28.12.2016 - Autore: Marco Triolo (Nexta
Trent'anni fa usciva nei cinema americani Platoon, capolavoro di Oliver Stone e uno dei più realistici film di guerra mai realizzati. Il motivo è semplice, e lo spiega l'attore Kevin Dillon al Daily Mail nel corso di un'intervista esclusiva: Stone sottopose l'intero cast – oltre a Dillon, Charlie Sheen, Johnny Depp, Willem Dafoe, Tom Berenger e Forest Whitaker – a due settimane di addestramento militare nelle Filippine, prima dell'inizio delle riprese. Due settimane di addestramento vero, con ex Marine come istruttori, durante le quali gli attori furono costretti a indossare abiti militari e portare equipaggiamento e armi con sé, esplorare la giungla (perdendosi) e scavare delle buche in cui dormire. Due settimane in cui praticamente non si cambiarono mai, dormirono poco e a turno e mangiarono pochissimo. Stone aveva tutta l'intenzione di privarli degli agi per gettarli nel fango e nella sofferenza della guerra e Dillon ammette che la strategia funzionò alla grande.
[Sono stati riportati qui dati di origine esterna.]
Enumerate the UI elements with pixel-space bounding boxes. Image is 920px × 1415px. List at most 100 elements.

“Dal giorno in cui atterrammo, venimmo trattati come un'unità militare e gettati nella mischia. Ci misero tutti insieme in una trincea, ci tagliarono i capelli e ci dissero di toglierci i nostri normali vestiti e indossare tenute da combattimento, e poi ci spedirono immediatamente in una missione di ricognizione”, ricorda l'attore. “A tutti quanti venne anche dato un M16. Eravamo davvero alla follia”.
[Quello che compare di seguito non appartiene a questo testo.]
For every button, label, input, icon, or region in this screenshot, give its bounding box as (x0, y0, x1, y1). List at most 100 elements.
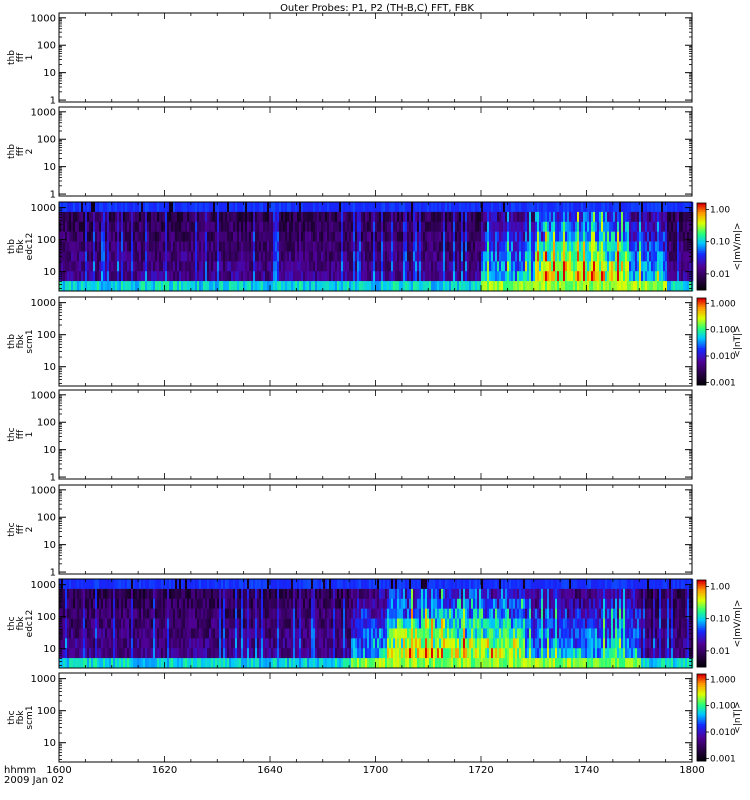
heatmap-cell (165, 638, 168, 649)
heatmap-cell (249, 281, 252, 292)
heatmap-cell (227, 598, 230, 609)
heatmap-cell (129, 598, 132, 609)
heatmap-cell (169, 608, 172, 619)
heatmap-cell (457, 261, 460, 272)
heatmap-cell (555, 271, 558, 282)
heatmap-cell (231, 251, 234, 262)
heatmap-cell (107, 598, 110, 609)
heatmap-cell (123, 202, 126, 213)
heatmap-cell (609, 221, 612, 232)
heatmap-cell (203, 271, 206, 282)
heatmap-cell (73, 251, 76, 262)
heatmap-cell (369, 221, 372, 232)
heatmap-cell (255, 281, 258, 292)
heatmap-cell (81, 628, 84, 639)
heatmap-cell (375, 241, 378, 252)
heatmap-cell (137, 231, 140, 242)
heatmap-cell (313, 598, 316, 609)
heatmap-cell (257, 598, 260, 609)
heatmap-cell (485, 251, 488, 262)
heatmap-cell (617, 281, 620, 292)
heatmap-cell (259, 261, 262, 272)
heatmap-cell (469, 261, 472, 272)
heatmap-cell (69, 618, 72, 629)
heatmap-cell (225, 588, 228, 600)
heatmap-cell (467, 271, 470, 282)
heatmap-cell (159, 628, 162, 639)
heatmap-cell (573, 281, 576, 292)
heatmap-cell (385, 211, 388, 223)
heatmap-cell (473, 211, 476, 223)
heatmap-cell (411, 211, 414, 223)
heatmap-cell (239, 638, 242, 649)
heatmap-cell (323, 638, 326, 649)
heatmap-cell (129, 618, 132, 629)
heatmap-cell (451, 202, 454, 213)
heatmap-cell (207, 281, 210, 292)
heatmap-cell (439, 221, 442, 232)
heatmap-cell (225, 281, 228, 292)
heatmap-cell (267, 628, 270, 639)
heatmap-cell (121, 579, 124, 590)
heatmap-cell (503, 261, 506, 272)
heatmap-cell (103, 231, 106, 242)
heatmap-cell (633, 281, 636, 292)
heatmap-cell (343, 628, 346, 639)
panel-thc-fff-2: 1101001000thc fff 2 (7, 484, 693, 579)
heatmap-cell (347, 608, 350, 619)
heatmap-cell (187, 608, 190, 619)
heatmap-cell (281, 608, 284, 619)
heatmap-cell (243, 231, 246, 242)
heatmap-cell (61, 221, 64, 232)
heatmap-cell (79, 598, 82, 609)
heatmap-cell (565, 211, 568, 223)
heatmap-cell (73, 261, 76, 272)
heatmap-cell (263, 271, 266, 282)
heatmap-cell (269, 221, 272, 232)
heatmap-cell (521, 221, 524, 232)
heatmap-cell (181, 241, 184, 252)
heatmap-cell (571, 281, 574, 292)
heatmap-cell (439, 211, 442, 223)
heatmap-cell (263, 261, 266, 272)
heatmap-cell (451, 281, 454, 292)
heatmap-cell (641, 271, 644, 282)
heatmap-cell (183, 638, 186, 649)
heatmap-cell (505, 251, 508, 262)
heatmap-cell (103, 579, 106, 590)
heatmap-cell (397, 281, 400, 292)
heatmap-cell (71, 241, 74, 252)
heatmap-cell (611, 271, 614, 282)
heatmap-cell (279, 648, 282, 659)
heatmap-cell (195, 231, 198, 242)
heatmap-cell (621, 251, 624, 262)
heatmap-cell (207, 221, 210, 232)
heatmap-cell (435, 231, 438, 242)
heatmap-cell (465, 251, 468, 262)
heatmap-cell (237, 211, 240, 223)
heatmap-cell (321, 251, 324, 262)
heatmap-cell (459, 281, 462, 292)
heatmap-cell (389, 241, 392, 252)
heatmap-cell (501, 211, 504, 223)
heatmap-cell (535, 231, 538, 242)
heatmap-cell (259, 231, 262, 242)
heatmap-cell (579, 202, 582, 213)
heatmap-cell (365, 281, 368, 292)
heatmap-cell (649, 271, 652, 282)
heatmap-cell (523, 281, 526, 292)
heatmap-cell (403, 231, 406, 242)
heatmap-cell (645, 221, 648, 232)
heatmap-cell (167, 221, 170, 232)
heatmap-cell (99, 598, 102, 609)
heatmap-cell (337, 588, 340, 600)
heatmap-cell (149, 211, 152, 223)
heatmap-cell (539, 241, 542, 252)
heatmap-cell (285, 251, 288, 262)
heatmap-cell (417, 271, 420, 282)
heatmap-cell (407, 281, 410, 292)
heatmap-cell (511, 241, 514, 252)
heatmap-cell (305, 271, 308, 282)
heatmap-cell (85, 638, 88, 649)
heatmap-cell (459, 211, 462, 223)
Sotto la supervisione del veterano ed ex ufficiale dei Marine Dale Dye, il cast venne costretto a scavare trincee dove dormire. Agli attori fu inoltre impedito l'accesso ai telefoni e dunque ai loro agenti e al sindacato, cosa che scatenò più di un conflitto per via delle ovvie violazioni sindacali sul set. “A un certo punto, Charlie diceva: 'Non credo di poter sopravvivere a questo. Dobbiamo farlo sapere ai nostri agenti, devono sapere cosa sta succedendo, è ridicolo. Non può essere vero”. Dillon spiega anche di essere arrivato alle mani con uno dei Marines. Ma alla fine tutto questo fu utilissimo alla loro performance e a costruire il cameratismo tra gli attori: “Dissi al cast: 'Siamo forti come loro, possiamo farcela, va tutto bene'”; infatti “Superammo tutto quanto e i Marines finirono per rispettarci”.

Eppure quelle due settimane furono un calvario: “È incredibile che nessuno sia rimasto ucciso. Correvamo attraverso campi pieni di bombe che esplodevano e non sapevamo dove fossero localizzate”. Il cibo veniva razionato per far capire agli attori “il dolore, la psicologia e la realtà” di un soldato semplice in Vietnam. Un giorno, gli uomini di Dye tesero un'imboscata a Johnny Depp e gli puntarono una pistola alla tempia. Arrivarono anche a spingere un gregge di capre nella trincea di Depp, Sheen e Dillon. “Ci davano metà delle razioni, quindi eravamo tutti affamati e davvero stanchi. Avevamo lo sguardo giusto negli occhi e questo ci aiutò molto”. “Oliver non ci disse mai perché ci sottopose a tutto questo, ma voleva decisamente farci assumere lo sguardo di chi aveva patito tanto”, lui che il Vietnam lo aveva conosciuto davvero da volontario.

Dillon ammette di aver amato quell'esperienza, a differenza di molti colleghi: “Il mio personaggio amava essere in Vietnam” e questo lo spinse a rimanere nel personaggio per tutta la durata dell'addestramento. “Ancora oggi mi guardo indietro e lo ritengo uno dei momenti migliori della mia vita”. Anche se, alla fine, l'attore soffrì di una sorta di sindrome post-traumatica: “Ero cambiato. Dovetti letteralmente rimparare come comportarmi e non imprecare davanti ai miei genitori. Eravamo stati così tanto nei nostri personaggi che non ero più a mio agio in un letto caldo, era troppo morbido”.